On the upside, bugs make good headlines. For instance, the bug in the on-board guidance computer of Europe's Ariane 5 rocket led to the destruction of the rocket, costing more than $1 billion. Then there was the infamous priority-inversion bug on the Mars Pathfinder spacecraft (see "A Conversation with Glenn Reeves," DDJ, November 1999). And, of course, the granddaddy of them allthe Year 2000 bug, which really wasn't a bug at all. (The Y2K data compression and ultimate storage overflow worked exactly as its designers and programmers knew it would; they just didn't think it would still be in use in 2000.)
On the other hand, the bug responsible for last year's electrical blackout, which cut off electricity to 50 million people in eight U.S. states and Canada, really was a bug. Now referred to as the "XA/21 bug," the problem in General Electric's XA/21 energy-management system was finally uncovered in a code audit.

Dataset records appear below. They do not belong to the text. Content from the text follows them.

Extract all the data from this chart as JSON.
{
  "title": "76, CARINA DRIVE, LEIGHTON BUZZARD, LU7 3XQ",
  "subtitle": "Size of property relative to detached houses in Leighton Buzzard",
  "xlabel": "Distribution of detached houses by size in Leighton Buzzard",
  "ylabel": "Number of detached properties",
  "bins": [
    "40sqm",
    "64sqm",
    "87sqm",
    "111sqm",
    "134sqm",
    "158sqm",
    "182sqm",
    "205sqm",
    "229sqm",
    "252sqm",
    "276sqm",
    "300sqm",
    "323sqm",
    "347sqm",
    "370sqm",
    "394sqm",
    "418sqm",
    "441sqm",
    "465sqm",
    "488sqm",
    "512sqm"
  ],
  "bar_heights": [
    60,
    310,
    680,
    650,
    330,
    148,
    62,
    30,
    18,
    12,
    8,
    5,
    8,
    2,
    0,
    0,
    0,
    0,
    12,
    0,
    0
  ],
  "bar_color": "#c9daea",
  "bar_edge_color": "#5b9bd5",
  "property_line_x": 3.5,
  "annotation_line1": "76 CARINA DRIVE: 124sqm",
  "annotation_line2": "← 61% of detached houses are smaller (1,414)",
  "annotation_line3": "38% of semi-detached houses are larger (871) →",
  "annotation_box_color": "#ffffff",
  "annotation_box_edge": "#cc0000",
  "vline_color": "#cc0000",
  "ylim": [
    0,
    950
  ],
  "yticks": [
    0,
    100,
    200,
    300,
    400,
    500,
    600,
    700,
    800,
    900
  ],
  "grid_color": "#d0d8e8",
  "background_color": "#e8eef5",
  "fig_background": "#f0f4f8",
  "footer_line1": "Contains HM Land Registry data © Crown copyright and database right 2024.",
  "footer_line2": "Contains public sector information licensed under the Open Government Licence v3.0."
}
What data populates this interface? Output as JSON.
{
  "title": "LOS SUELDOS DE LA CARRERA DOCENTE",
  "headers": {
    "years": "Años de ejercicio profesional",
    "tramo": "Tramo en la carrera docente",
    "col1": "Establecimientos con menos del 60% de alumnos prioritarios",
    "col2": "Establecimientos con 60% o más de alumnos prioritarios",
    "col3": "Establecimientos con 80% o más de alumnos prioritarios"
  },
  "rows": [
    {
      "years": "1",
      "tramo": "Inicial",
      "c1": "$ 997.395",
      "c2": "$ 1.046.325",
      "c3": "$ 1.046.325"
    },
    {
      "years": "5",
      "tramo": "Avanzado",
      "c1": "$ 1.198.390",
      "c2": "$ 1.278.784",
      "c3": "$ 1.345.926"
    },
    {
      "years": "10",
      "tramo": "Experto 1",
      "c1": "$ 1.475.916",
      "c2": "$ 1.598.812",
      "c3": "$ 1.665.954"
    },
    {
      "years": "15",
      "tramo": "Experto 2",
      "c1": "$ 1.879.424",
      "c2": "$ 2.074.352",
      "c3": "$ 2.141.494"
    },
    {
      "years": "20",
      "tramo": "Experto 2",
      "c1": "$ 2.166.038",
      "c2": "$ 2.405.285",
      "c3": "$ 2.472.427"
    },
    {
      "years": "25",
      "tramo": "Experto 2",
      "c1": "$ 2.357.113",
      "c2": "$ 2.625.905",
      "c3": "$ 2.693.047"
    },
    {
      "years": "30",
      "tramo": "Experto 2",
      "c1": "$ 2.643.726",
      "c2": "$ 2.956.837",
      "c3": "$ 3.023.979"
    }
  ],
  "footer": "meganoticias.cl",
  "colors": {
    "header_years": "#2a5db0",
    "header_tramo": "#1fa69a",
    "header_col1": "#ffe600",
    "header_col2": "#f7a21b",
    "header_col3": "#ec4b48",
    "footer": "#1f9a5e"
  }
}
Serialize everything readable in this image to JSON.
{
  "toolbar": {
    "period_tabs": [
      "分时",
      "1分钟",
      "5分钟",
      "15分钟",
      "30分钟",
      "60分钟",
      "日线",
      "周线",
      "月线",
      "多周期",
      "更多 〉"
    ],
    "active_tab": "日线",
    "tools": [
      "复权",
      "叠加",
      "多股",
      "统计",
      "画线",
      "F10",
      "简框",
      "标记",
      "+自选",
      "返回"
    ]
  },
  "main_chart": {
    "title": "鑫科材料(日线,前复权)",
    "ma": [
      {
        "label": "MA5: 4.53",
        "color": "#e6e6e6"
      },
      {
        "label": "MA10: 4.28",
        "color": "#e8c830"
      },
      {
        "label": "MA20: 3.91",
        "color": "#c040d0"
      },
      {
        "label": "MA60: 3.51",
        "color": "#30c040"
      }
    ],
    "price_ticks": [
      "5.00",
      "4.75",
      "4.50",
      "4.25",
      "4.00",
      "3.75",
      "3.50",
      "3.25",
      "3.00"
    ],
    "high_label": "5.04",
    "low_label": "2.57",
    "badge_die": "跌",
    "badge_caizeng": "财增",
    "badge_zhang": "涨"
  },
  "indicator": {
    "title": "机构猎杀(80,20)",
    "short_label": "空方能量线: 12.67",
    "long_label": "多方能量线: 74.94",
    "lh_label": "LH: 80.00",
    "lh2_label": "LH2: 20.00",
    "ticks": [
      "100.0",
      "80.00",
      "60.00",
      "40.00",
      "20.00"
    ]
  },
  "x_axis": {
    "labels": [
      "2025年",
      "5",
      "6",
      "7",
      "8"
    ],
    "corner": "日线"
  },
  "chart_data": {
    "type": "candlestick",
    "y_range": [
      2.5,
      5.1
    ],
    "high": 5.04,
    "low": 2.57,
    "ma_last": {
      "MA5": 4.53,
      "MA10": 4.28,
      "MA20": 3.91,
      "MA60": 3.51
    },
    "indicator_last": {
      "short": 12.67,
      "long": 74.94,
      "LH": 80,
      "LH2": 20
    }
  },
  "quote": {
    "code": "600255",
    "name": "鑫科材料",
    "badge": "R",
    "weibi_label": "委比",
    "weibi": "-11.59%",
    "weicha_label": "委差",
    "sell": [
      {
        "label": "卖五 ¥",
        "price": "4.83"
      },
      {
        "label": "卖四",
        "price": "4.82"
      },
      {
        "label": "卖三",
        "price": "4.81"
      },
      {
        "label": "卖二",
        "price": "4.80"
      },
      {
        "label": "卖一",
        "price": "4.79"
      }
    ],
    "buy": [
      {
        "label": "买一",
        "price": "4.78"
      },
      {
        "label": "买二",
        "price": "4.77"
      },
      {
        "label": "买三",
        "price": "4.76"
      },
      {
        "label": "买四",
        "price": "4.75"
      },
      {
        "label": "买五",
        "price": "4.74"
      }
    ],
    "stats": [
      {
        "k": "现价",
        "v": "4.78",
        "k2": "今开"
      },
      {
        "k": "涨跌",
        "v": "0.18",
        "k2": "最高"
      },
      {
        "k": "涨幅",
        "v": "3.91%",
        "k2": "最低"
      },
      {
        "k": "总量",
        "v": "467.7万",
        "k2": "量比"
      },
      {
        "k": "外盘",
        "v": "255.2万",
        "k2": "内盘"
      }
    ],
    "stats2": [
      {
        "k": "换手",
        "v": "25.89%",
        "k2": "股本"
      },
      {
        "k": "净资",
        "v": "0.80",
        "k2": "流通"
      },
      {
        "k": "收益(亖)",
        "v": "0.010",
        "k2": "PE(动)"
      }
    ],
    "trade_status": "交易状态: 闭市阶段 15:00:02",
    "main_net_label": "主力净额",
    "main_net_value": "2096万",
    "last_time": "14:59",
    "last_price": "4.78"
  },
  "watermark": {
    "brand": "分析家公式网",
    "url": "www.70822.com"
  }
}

"This fault was so deeply embedded, it took weeks of pouring through millions of lines of code and data to find it," said a GE spokesperson. The bug caused audible and on-screen alarm systems to fail, thereby slowing human response. Backup servers then failed because they couldn't handle unprocessed events queued up when the main system went down. All in all, operators didn't know for more than an hour that they were viewing outdated information because the system crashed silently.
There are all sorts of reasons for bugs in software, including that software is becoming more and more complex. Programs are now measured in millions of lines of code and are distributed among multiple machines worldwide. As well, management stares at 80 percent of development costs going for testing and debugging, but doesn't understand where the return on investment is. Finally, there are the programmers themselves, who are often rushed, overworked, or sometimes not up to the job because they don't read Dr. Dobb's Journal.
Sure, debugging tools have come a long way, and most of us have a favorite debugger. But the tools are only as good as the techniques used when working with them. One of the best sources of debugging techniques is John Robbins's classic, but out-of-print, Debugging Applications (Microsoft Press, 2000), updated to Debugging Applications for Microsoft .NET and Microsoft Windows (Microsoft Press, 2003). Robbins, who writes the "Bugslayer" column for MSDN magazine and was an engineer for Compuware/NuMega's BoundsChecker and SoftICE debugging tools, does a masterful job at codifying essential debugging techniques and strategies.
While it doesn't have as many pages, but does have a longer title, David Agans's Debugging: The Nine Indispensable Rules for Finding Even the Most Elusive Software and Hardware Problems (Amacon, 2002) is, well, indispensable. Of course, as new languages and platforms emerge, Agans may need to add a new rule or two. When it comes to programming bugs, unlike Rhyniognatha, nothing is set in stone.